Further back in History, King Henry V of England started to kill his French Prisoners just before he won the Battle of Agincourt (On the grounds Henry did NOT want them to rejoin the French Army he was fighting).
In fact one of the few arguments in favor of the Death Penalty is situation where Life Imprisonment of a traitor who had murder someone in an attempt to take over a government can NOT be guarantee on the grounds that the people who support the same side as such a Murder can also get in power and release such a Murder. Yes, the US Federal Government has NEVER sentenced anyone to Death for Treason (John Brown after his attack on Harper's Ferry was convicted in STATE Court of Treason and executed, the Rosenbergs of the 1950s were executed for Espionage NOT Treason).

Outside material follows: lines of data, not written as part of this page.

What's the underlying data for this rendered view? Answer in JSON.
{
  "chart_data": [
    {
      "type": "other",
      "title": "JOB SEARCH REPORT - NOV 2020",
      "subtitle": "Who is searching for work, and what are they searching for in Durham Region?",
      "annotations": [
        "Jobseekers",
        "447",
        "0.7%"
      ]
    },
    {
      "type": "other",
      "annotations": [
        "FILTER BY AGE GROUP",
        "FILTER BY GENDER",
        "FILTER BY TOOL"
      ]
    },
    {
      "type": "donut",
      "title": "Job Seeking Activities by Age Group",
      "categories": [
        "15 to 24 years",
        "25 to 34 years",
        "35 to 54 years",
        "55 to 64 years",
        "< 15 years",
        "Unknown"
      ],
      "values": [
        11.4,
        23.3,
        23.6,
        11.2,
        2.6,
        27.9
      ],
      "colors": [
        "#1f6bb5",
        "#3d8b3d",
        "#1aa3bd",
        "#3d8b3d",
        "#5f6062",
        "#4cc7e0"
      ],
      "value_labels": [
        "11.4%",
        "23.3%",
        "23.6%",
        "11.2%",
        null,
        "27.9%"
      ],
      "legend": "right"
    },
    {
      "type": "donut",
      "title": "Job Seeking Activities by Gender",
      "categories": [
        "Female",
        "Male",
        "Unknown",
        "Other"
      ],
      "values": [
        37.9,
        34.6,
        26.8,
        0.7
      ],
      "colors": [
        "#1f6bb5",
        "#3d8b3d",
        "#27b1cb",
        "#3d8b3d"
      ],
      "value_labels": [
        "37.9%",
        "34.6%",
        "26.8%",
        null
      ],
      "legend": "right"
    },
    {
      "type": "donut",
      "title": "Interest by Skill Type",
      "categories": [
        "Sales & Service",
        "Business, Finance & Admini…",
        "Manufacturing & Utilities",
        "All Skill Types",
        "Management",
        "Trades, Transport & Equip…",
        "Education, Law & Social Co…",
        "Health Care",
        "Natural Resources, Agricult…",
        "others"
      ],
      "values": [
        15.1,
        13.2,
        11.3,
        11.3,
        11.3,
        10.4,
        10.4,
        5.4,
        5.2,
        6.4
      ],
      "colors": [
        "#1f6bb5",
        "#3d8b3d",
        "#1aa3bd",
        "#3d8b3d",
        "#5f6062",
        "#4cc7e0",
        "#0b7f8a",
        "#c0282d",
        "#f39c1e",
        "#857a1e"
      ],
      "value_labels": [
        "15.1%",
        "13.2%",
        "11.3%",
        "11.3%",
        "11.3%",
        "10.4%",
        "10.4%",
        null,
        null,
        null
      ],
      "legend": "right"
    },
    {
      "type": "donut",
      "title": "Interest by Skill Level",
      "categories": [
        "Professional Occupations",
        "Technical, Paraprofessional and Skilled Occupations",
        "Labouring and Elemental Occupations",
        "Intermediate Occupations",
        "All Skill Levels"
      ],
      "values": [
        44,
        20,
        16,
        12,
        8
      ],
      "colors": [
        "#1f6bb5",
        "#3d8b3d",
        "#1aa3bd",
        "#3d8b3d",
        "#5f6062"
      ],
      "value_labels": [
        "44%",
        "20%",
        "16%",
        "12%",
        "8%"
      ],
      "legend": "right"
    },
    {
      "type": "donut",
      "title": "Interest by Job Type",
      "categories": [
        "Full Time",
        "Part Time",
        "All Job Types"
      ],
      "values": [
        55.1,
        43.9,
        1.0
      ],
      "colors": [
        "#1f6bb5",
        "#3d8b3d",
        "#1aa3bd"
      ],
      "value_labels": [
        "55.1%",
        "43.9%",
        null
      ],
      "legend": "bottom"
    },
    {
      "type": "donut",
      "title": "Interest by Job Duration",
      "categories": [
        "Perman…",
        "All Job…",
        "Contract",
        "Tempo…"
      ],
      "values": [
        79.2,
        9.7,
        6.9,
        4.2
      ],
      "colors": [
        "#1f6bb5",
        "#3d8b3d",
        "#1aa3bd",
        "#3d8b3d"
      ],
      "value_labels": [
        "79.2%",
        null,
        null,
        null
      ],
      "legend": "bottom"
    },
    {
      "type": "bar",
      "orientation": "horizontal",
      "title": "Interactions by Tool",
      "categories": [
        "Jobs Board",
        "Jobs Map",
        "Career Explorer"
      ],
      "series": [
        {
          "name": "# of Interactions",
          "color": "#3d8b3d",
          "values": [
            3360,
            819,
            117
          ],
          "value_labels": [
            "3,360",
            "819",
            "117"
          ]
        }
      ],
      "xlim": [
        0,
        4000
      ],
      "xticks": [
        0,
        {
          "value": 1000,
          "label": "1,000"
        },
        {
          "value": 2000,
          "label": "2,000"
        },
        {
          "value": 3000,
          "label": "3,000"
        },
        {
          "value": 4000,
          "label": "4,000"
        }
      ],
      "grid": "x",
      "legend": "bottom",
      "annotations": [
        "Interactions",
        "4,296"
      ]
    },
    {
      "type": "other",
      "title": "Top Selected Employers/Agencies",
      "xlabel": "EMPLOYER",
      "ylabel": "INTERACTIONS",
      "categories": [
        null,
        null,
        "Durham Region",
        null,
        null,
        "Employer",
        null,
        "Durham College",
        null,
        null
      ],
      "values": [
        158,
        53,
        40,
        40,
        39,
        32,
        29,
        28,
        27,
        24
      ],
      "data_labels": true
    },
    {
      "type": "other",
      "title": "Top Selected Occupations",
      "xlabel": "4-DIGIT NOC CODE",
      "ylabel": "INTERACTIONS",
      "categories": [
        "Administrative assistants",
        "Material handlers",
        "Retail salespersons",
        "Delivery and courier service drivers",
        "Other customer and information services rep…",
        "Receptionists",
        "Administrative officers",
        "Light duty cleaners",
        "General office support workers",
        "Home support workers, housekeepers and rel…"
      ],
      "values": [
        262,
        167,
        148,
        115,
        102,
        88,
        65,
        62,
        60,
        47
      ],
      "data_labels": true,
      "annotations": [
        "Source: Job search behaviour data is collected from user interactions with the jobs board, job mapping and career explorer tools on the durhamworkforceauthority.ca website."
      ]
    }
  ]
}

Sorry, what do you do with such prisoners? You do NOT want to them to reinforce the enemy you are fighting, but you can no longer hold them to prevent them from doing so. The smart plan is just to release them, as unorganized members of the opposition such people tend to be ineffective in the first place, but such thinking require someone who is thinking not just reacting to what is happening around him. In most cases the people in charge are facing something that can be reduced to a bad choice, release the prisoners, which the Guards have been ordered NEVER TO DO, to kill them, which the Guards have been told to do IF THE PRISONERS TRY TO ESCAPE. The prisoners being freed by someone else is NOT is the guards training and people tend to do as their are trained, and the closing thing to the prisoners being freed by outside forces, is the prisoners escaping and the training the Guards have is to STOP such prison escapes even if that means they have to shoot the prisoners. Thus in almost all cases such prisoners are Executed.
Please note, there are some notable exceptions to this rule, during the US Civil War, as Sherman was marching through Georgia, one of the Local Southern POWs camp was in the area of Sherman's troops. The Commander of the POW camp paroled the POWs and told them to go see Sherman.
Another example is of the Japanese Commander of Santo Tomas POW camp in the Philippines (where American Nurses were also being kept as POWs) when American troops came to the Camp, made an offer to the American Forces arriving at the camp, if the Americans would leave him get to Japanese lines, he would turn the POWs over to the Americans, otherwise he was going to kill them. The offer was accepted and the Japanese marched out of the Camp as the American marched in. The Former POWs were then sent home (The prison guards were NOT so lucky, most were killed within hours of leaving the POW camp).
This are notable exceptions to the rule of killing prisoners. The norm is what South Korea did to its Communist Prisoners in the early days of the Koran War, what the North Koreans did as they retreated northward after the American landing at Inchon, and what Henry V did at Agincourt. It is an old practice and one it takes someone who is thinking to do, not someone who is reacting to events as is the norm in most such killings.
The Incident in regards to the Japanese POW Camp is to the release of the Santo Tomas Camp.